The mainstream rebel Free Syrian Army has laid out the conditions for its participation in Geneva peace talks, including the demand that a transitional authority be given full powers.
The international community has been seeking for months to convene a Syria peace conference in Geneva, but proposed dates have come and gone with no progress towards talks.
In a statement issued on Monday night, the FSA's military command high council welcomed "any political solution (to the conflict) based on clear objectives."
The so-called Geneva II conference, it said, should "announce precisely that its objective is the formation of a transitional national government with full powers."
It called for an "agreement in principle on the abdication of (President Bashar al-) Assad."
The Free Syrian Army also sought a "specific timetable" for negotiations under Chapter VII of the UN Charter which authorizes use of force.
It demanded the formation of an "independent judiciary charged with bringing to justice the perpetrators of crimes against the Syrian people" and the release of prisoners.
In addition, it called for an end to "killings and bombings" carried out by the Assad regime and the "opening of humanitarian corridors" to areas besieged by government forces.
It also said that fighters from neighboring countries that back Assad's forces should leave Syria, including those from Iran, Iraq and the Lebanese Shiite movement Hezbollah.
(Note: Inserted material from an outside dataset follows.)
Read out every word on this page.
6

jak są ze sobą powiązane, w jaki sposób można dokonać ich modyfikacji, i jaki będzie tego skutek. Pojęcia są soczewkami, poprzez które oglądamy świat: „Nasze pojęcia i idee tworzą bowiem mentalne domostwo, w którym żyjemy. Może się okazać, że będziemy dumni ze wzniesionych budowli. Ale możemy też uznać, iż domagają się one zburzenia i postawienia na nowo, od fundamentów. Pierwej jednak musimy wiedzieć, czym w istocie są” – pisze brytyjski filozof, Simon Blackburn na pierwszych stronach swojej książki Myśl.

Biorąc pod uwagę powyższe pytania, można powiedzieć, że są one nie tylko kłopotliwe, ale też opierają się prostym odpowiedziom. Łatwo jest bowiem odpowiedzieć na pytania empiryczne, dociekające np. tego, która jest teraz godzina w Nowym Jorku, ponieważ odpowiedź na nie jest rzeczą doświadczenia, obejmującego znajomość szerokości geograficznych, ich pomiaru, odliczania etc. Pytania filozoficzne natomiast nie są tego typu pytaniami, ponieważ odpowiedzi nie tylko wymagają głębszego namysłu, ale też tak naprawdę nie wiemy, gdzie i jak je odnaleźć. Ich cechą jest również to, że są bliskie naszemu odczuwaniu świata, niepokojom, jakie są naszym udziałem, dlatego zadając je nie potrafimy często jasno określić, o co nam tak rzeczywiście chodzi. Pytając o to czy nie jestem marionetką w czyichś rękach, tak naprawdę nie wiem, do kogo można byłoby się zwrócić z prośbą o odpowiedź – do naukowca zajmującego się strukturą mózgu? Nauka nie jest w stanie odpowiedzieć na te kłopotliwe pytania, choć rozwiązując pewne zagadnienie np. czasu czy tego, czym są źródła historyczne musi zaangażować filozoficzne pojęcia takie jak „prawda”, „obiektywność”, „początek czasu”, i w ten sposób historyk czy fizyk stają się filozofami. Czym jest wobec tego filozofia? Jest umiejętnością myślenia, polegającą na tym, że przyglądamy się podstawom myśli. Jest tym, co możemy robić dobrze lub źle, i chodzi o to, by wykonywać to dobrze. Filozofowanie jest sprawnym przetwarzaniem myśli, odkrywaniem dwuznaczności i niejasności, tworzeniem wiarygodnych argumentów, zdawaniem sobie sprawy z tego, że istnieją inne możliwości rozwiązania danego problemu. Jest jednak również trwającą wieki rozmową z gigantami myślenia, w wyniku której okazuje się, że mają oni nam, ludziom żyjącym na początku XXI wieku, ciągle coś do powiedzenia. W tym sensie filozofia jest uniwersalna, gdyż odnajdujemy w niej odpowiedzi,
And it said the opposition should be represented in Geneva by a "single delegation" made up of the National Coalition and the FSA's military council.
The announcement coincides with a similar declaration by the umbrella opposition National Coalition, which has threatened to spurn the conference to end Syria's 32-month conflict unless the FSA backs the initiative.
Opposition figures have long demanded that Assad should step down and have no role in any political transition, but the regime insists his departure is not up for discussion.
Rebels fighting Assad's forces are split between the FSA and guerrillas linked to Al-Qaeda.